Federal charges against teens in Boston were filed at the end of March, with the stories carried in both the New York Times (hat tip to Above the Law) and the Boston Globe (hat tip to the BLT.)

Officials are alleging that a group of teenagers bullied and harassed a fellow student to the point of suicide.

The indictments (remember, these are the prosecution's allegations and don't give the defense time to respond) tell a story: weeks of harassment and abuse culminating in suicide.

The Times puts an...interesting spin on the story.
The charges were an unusually sharp legal response to the problem of adolescent bullying, which is increasingly conducted in cyberspace as well as in the schoolyard and has drawn growing concern from parents, educators and lawmakers.
This seems backwards to me. Bullying (especially cyberbullying) is often taken too seriously, but this instance (at least going by the allegations) they seem to have done it about right. What are they alleging happened?

According to the Times:
In the Prince case, two boys and four girls, ages 16 to 18, face a different mix of felony charges that include statutory rape, violation of civil rights with bodily injury, harassment, stalking and disturbing a school assembly.
And according to the Globe:
The nature of the charges — ranging from criminal harassment and civil rights violations to stalking and statutory rape — hints at a forceful strategy of taking many legal avenues in the pursuit of convictions, legal specialists said.
Wait, back up. What was that? "Statutory rape?" But of course, indicting people is "an unusually sharp legal response" to rape. Of course, it could be that the statutory rape in question was really consensual sex, in which case they shouldn't be charged...but it still wouldn't be "unusual" to do so.

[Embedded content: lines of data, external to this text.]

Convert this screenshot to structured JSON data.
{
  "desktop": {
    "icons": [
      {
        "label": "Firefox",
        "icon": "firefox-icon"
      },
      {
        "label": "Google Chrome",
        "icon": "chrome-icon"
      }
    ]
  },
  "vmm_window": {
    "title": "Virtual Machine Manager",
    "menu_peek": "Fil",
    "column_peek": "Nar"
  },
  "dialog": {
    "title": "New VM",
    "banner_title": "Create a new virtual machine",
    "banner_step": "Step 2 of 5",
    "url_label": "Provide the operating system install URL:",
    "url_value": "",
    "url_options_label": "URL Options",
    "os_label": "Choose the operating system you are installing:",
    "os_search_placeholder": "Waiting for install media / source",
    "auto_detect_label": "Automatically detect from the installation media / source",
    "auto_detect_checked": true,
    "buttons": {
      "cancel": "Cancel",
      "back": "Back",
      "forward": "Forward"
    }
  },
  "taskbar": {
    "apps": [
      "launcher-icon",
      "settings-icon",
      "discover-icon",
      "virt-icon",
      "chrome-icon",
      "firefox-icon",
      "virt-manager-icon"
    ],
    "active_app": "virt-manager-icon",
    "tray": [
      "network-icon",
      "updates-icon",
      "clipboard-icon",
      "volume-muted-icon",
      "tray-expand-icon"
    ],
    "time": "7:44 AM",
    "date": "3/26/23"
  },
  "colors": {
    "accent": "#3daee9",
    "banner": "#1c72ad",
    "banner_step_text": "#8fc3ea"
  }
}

And some of the incidents described make me wonder whether "bullying" is really the right label for this, when bullying is also used to refer to calling other people names or hogging the swing on the playground.
On Jan. 14, the investigation found, students abused her in the school library, the lunchroom and the hallways and threw a canned drink at her as she walked home.
Where I come from, "throwing a canned drink" isn't 'harassment' or 'bullying,' it's assault and attempted battery.

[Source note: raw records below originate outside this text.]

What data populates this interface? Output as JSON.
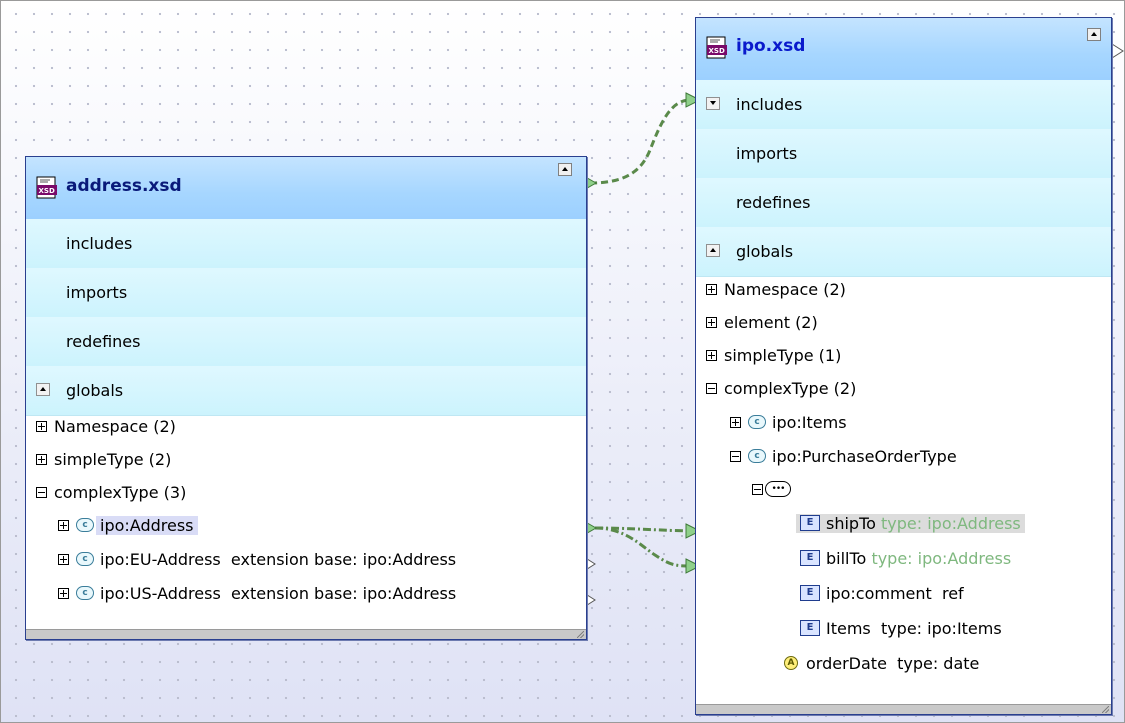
{
  "address_box": {
    "title": "address.xsd",
    "includes_label": "includes",
    "imports_label": "imports",
    "redefines_label": "redefines",
    "globals_label": "globals",
    "tree": [
      {
        "label": "Namespace (2)"
      },
      {
        "label": "simpleType (2)"
      },
      {
        "label": "complexType (3)"
      },
      {
        "label": "ipo:Address"
      },
      {
        "label": "ipo:EU-Address  extension base: ipo:Address"
      },
      {
        "label": "ipo:US-Address  extension base: ipo:Address"
      }
    ]
  },
  "ipo_box": {
    "title": "ipo.xsd",
    "includes_label": "includes",
    "imports_label": "imports",
    "redefines_label": "redefines",
    "globals_label": "globals",
    "tree": [
      {
        "label": "Namespace (2)"
      },
      {
        "label": "element (2)"
      },
      {
        "label": "simpleType (1)"
      },
      {
        "label": "complexType (2)"
      },
      {
        "label": "ipo:Items"
      },
      {
        "label": "ipo:PurchaseOrderType"
      },
      {
        "name": "shipTo",
        "detail": "type: ipo:Address"
      },
      {
        "name": "billTo",
        "detail": "type: ipo:Address"
      },
      {
        "name": "ipo:comment",
        "detail": "ref"
      },
      {
        "name": "Items",
        "detail": "type: ipo:Items"
      },
      {
        "name": "orderDate",
        "detail": "type: date"
      }
    ]
  },
  "icons": {
    "xsd_file": "xsd-file-icon",
    "complex_type": "complex-type-icon",
    "element": "element-icon",
    "attribute": "attribute-icon",
    "sequence": "sequence-icon",
    "expand": "plus-icon",
    "collapse": "minus-icon"
  },
  "colors": {
    "header_gradient": "#a6d6ff",
    "section_rows": "#d4f5fd",
    "box_border": "#2a3f8f",
    "title_text": "#0a1a7a",
    "link_dash": "#5a8a4a",
    "faded_type": "#7fb87f"
  }
}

Of course, even amongst all the tragedy, the prosecutor feels the need to compound it with a miscarriage of justice.
Charged as adults were: Sean Mulveyhill, 17, of South Hadley, with statutory rape, violation of civil rights, criminal harassment, and disturbance of a school assembly; Austin Renaud, 18, of Springfield, statutory rape; Kayla Narey, 17, of South Hadley, violation of civil rights, criminal harassment, and disturbance of a school assembly; Ashley Longe, 16, of South Hadley, violation of civil rights with bodily injury resulting.

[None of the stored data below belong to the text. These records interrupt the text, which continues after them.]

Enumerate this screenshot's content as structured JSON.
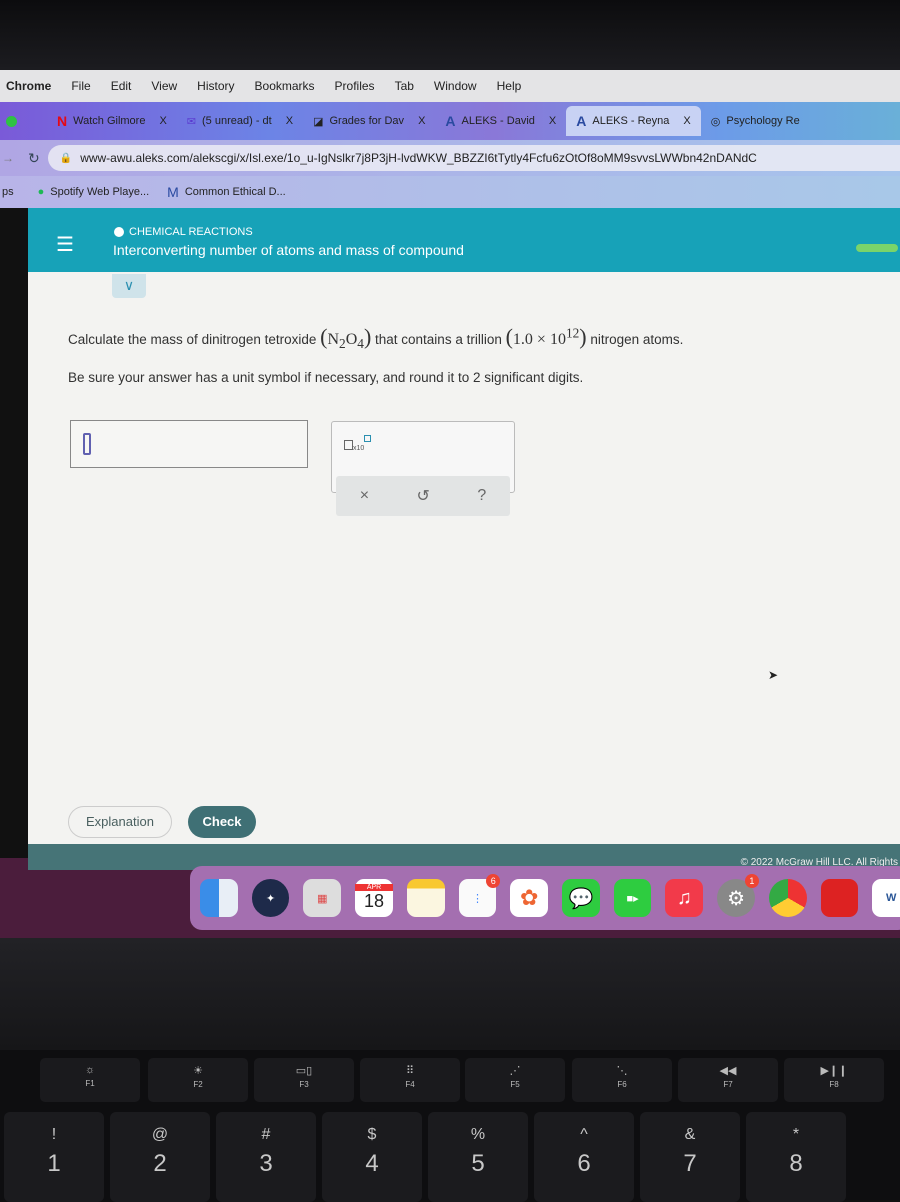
{
  "menubar": {
    "app": "Chrome",
    "items": [
      "File",
      "Edit",
      "View",
      "History",
      "Bookmarks",
      "Profiles",
      "Tab",
      "Window",
      "Help"
    ]
  },
  "tabs": [
    {
      "label": "Watch Gilmore",
      "icon": "netflix-icon",
      "close": "X"
    },
    {
      "label": "(5 unread) - dt",
      "icon": "mail-icon",
      "close": "X"
    },
    {
      "label": "Grades for Dav",
      "icon": "grades-icon",
      "close": "X"
    },
    {
      "label": "ALEKS - David",
      "icon": "aleks-icon",
      "close": "X"
    },
    {
      "label": "ALEKS - Reyna",
      "icon": "aleks-icon",
      "close": "X",
      "active": true
    },
    {
      "label": "Psychology Re",
      "icon": "chrome-icon"
    }
  ],
  "address": {
    "url": "www-awu.aleks.com/alekscgi/x/Isl.exe/1o_u-IgNslkr7j8P3jH-lvdWKW_BBZZI6tTytly4Fcfu6zOtOf8oMM9svvsLWWbn42nDANdC"
  },
  "bookmarks": {
    "apps": "ps",
    "items": [
      "Spotify Web Playe...",
      "Common Ethical D..."
    ]
  },
  "header": {
    "category": "CHEMICAL REACTIONS",
    "title": "Interconverting number of atoms and mass of compound"
  },
  "question": {
    "pre": "Calculate the mass of dinitrogen tetroxide ",
    "formula_open": "(",
    "n": "N",
    "n_sub": "2",
    "o": "O",
    "o_sub": "4",
    "formula_close": ")",
    "mid": " that contains a trillion ",
    "sci_open": "(",
    "mantissa": "1.0 × 10",
    "exp": "12",
    "sci_close": ")",
    "post": " nitrogen atoms.",
    "note": "Be sure your answer has a unit symbol if necessary, and round it to 2 significant digits."
  },
  "answer": {
    "value": ""
  },
  "tools": {
    "sci_label": "x10",
    "clear": "×",
    "undo": "↺",
    "help": "?"
  },
  "buttons": {
    "explanation": "Explanation",
    "check": "Check"
  },
  "footer": "© 2022 McGraw Hill LLC. All Rights",
  "dock": {
    "calendar_month": "APR",
    "calendar_day": "18",
    "reminders_badge": "6",
    "settings_badge": "1",
    "word_label": "W"
  },
  "keyboard": {
    "fkeys": [
      "F1",
      "F2",
      "F3",
      "F4",
      "F5",
      "F6",
      "F7",
      "F8"
    ],
    "fglyphs": [
      "☼",
      "☀",
      "▭▯",
      "⠿",
      "⋰",
      "⋱",
      "◀◀",
      "▶❙❙"
    ],
    "number_keys": [
      {
        "top": "!",
        "n": "1"
      },
      {
        "top": "@",
        "n": "2"
      },
      {
        "top": "#",
        "n": "3"
      },
      {
        "top": "$",
        "n": "4"
      },
      {
        "top": "%",
        "n": "5"
      },
      {
        "top": "^",
        "n": "6"
      },
      {
        "top": "&",
        "n": "7"
      },
      {
        "top": "*",
        "n": "8"
      }
    ]
  }
}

Flannery Mullins, 16, of South Hadley, and Sharon Chanon Velazquez, 16, of South Hadley, were also charged as adults with violation of civil rights and stalking.
With the exception of Mr. Renaud, charging these alleged perpetrators as adults violates their rights of due process and equal protection. It's sad that when our society is faced by a incident that is decidedly juvenile in nature, we must resort to criminal charges in adult courts. The double standard this creates is appalling, with youth who mess up being treated as mature, and youth who behave being treated as children.

Victims of bullying deserve a full investigation into the incidents they allege. Accused perpetrators deserve the benefit of the doubt until they have had a chance to put forward a defense. And youth everywhere deserve a single standard of when they will be treated as adults: not a standard that society shifts whenever it suits them.